Canada’s Changing Climate


Climate change knows no borders, and its effects are being felt across Canada and abroad. Climate change is affecting the frequency, duration and intensity of many climate-related hazards and disasters around the world, such as floods, wildfires, droughts and extreme weather events.

Advancing our understanding of the issue for Canada requires a range of scientific expertise to assess the current state of knowledge on how and why Canada’s climate has changed and what changes are projected for the future. For the first time, changes specific to Canada’s climate are detailed in Canada’s Changing Climate Report. This report is a contribution to the National Assessment Canada in a Changing Climate: Advancing our Knowledge for Action.

Led by Environment and Climate Change Canada (ECCC), Canada’s Changing Climate Report is a result of collaboration between ECCC, Fisheries and Ocean Canada, Natural Resources Canada, and Canadian university experts. The development of Canada’s Changing Climate Report also benefited from consultations with a broad range of assessment users, such as governments, Indigenous organizations and academia. The results of this report will help inform adaptation decision-making and help increase public awareness and understanding of Canada’s changing climate.

Canada’s Changing Climate Report is national in scope and provides the Canadian context to the global issue of climate change. The findings are consistent with the broad international scientific understanding of climate change.
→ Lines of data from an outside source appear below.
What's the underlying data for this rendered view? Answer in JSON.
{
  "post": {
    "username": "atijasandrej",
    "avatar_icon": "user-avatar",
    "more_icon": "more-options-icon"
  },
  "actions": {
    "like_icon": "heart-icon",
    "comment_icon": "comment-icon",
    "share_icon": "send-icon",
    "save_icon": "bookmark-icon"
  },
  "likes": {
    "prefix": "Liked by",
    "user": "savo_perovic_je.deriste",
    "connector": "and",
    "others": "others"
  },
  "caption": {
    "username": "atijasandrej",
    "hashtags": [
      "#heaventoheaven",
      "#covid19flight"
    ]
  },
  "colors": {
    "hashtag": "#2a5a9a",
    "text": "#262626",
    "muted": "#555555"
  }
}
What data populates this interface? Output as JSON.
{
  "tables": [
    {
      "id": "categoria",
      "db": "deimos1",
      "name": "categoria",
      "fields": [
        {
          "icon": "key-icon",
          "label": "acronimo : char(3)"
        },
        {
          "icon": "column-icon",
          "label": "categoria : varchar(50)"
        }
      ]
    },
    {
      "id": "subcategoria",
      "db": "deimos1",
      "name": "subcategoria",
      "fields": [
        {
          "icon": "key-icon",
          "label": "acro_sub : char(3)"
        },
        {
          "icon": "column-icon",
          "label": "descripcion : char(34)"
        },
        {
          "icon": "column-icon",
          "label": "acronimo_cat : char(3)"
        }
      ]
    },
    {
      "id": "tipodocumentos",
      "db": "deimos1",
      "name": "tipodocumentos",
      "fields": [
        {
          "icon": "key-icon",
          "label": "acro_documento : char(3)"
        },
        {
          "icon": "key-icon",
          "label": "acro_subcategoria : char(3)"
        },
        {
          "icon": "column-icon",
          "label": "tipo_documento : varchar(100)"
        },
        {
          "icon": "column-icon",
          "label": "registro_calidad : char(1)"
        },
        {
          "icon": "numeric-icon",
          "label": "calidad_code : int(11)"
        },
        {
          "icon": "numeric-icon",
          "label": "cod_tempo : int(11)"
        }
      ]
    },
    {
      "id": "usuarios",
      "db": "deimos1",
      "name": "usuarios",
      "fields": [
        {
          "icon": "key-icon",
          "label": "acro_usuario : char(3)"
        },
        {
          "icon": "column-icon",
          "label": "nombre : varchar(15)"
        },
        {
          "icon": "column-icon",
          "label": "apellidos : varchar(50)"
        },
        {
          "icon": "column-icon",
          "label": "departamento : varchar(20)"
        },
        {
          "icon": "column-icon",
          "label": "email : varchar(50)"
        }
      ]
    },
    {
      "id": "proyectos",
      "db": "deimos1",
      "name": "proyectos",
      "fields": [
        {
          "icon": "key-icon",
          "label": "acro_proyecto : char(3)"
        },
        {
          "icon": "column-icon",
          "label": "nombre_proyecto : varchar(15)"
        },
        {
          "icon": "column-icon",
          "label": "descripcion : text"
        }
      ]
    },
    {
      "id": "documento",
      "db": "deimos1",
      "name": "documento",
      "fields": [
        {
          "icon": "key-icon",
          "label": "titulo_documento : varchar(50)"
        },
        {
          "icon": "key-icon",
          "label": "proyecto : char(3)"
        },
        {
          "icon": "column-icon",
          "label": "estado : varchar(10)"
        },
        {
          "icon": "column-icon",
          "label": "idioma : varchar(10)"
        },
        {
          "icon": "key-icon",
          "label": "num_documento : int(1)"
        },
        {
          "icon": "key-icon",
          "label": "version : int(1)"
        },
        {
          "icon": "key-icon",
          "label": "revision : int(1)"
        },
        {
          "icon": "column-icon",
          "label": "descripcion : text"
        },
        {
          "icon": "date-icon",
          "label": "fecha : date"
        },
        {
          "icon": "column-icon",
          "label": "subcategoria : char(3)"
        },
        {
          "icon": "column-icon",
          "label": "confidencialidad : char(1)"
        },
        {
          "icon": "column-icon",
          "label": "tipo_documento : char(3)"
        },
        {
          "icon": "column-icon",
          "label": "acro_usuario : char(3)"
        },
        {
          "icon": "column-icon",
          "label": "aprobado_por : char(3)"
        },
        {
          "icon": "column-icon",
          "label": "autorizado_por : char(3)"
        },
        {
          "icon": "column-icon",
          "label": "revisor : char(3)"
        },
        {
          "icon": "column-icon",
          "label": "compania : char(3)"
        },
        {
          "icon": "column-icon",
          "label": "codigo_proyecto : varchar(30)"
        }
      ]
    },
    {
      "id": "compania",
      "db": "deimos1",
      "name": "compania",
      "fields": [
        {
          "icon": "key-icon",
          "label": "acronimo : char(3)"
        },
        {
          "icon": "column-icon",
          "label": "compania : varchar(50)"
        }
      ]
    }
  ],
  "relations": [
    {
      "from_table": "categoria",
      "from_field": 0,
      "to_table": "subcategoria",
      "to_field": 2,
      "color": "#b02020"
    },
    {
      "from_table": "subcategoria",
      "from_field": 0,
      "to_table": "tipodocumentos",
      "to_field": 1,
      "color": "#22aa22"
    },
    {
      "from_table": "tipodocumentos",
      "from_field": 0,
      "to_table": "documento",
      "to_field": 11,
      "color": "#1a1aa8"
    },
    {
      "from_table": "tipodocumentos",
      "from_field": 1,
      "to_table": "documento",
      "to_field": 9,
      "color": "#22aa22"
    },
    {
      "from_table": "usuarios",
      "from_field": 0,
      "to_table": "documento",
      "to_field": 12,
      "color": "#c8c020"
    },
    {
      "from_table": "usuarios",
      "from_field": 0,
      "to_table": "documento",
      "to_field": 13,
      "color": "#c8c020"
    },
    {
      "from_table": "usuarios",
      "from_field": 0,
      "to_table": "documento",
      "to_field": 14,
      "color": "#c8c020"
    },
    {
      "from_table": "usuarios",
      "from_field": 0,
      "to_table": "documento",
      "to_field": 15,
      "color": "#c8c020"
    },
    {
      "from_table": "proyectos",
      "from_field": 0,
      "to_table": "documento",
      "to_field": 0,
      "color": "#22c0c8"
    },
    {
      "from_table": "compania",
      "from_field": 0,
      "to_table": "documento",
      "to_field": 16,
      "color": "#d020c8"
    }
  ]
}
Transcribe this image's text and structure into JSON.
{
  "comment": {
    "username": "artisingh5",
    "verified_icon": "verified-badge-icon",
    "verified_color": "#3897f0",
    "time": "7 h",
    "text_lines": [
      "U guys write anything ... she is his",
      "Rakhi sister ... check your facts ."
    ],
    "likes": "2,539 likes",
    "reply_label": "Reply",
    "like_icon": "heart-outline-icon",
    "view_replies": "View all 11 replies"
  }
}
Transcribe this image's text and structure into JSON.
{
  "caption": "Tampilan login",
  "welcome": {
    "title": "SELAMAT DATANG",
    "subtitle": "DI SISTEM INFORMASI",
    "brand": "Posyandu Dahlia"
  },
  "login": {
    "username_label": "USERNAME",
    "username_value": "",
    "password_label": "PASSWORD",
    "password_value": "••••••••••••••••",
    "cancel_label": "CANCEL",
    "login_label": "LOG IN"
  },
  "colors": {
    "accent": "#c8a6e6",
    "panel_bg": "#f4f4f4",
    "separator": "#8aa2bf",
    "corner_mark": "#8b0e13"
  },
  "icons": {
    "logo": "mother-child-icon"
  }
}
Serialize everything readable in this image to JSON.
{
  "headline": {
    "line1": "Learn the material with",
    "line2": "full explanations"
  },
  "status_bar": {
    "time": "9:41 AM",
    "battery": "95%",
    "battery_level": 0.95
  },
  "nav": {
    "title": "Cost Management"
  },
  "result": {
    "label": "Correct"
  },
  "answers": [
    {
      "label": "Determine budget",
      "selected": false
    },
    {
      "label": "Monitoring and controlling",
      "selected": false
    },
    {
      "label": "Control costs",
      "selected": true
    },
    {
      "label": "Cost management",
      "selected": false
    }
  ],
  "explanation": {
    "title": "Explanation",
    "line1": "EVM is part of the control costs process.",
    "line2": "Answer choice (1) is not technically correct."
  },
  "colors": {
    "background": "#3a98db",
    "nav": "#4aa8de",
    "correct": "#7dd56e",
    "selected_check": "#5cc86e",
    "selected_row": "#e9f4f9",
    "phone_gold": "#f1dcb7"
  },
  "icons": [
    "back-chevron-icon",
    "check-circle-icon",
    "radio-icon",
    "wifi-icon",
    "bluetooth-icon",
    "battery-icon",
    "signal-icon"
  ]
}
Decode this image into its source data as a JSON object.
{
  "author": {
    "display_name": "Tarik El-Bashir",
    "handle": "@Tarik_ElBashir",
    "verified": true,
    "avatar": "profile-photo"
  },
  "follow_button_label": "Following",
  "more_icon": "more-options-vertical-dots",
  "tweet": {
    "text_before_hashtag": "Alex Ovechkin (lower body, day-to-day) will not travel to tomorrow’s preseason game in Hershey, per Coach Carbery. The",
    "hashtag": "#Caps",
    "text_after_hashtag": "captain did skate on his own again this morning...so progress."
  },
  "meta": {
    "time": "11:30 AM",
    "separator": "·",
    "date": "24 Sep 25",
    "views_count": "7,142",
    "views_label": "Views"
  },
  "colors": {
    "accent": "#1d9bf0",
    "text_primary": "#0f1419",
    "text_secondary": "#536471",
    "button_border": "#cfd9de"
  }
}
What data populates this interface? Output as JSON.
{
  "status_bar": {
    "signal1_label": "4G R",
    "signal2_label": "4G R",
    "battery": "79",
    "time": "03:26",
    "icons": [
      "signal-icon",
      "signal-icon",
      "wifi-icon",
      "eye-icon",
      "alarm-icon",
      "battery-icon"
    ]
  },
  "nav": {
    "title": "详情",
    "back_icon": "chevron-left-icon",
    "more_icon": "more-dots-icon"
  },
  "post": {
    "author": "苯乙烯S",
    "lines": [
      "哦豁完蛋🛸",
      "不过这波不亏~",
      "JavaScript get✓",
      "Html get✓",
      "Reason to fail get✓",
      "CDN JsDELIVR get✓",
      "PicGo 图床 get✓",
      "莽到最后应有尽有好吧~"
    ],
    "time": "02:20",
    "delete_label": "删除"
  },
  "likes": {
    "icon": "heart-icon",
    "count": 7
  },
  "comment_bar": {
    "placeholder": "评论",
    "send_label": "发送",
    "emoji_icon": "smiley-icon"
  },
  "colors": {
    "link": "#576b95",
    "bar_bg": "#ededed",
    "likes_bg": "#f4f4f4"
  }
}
The report builds on information already found in Intergovernmental Panel on Climate Change (IPCC) assessments.

Key findings

The science is clear. Human activity is driving unprecedented changes in Earth’s climate, posing significant risks to the health and well-being of Canadians, communities and the economy. The following headline statements tell a concise story about Canada’s changing climate based on the findings of this report:

  • Canada’s climate has warmed and will warm further in the future, driven by human influence.
  • Both past and future warming in Canada is, on average, about double the magnitude of global warming.
  • Oceans surrounding Canada have warmed, become more acidic, and less oxygenated, consistent with observed global ocean changes over the past century.
  • The effects of widespread warming are evident in many parts of Canada and are projected to intensify in the future.
  • Precipitation is projected to increase for most of Canada, on average, although summer rainfall may decrease in some areas.
  • The seasonal availability of freshwater is changing with an increased risk of water supply shortages in summer.
  • A warmer climate will intensify some weather extremes in the future.
  • Canadian areas of the Arctic and Atlantic oceans have experienced longer and more widespread sea-ice-free conditions.
  • Coastal flooding is expected to increase in many areas of Canada because of local sea level rise.
  • The rate and magnitude of climate change under high versus low emission scenarios project two very different futures for Canada.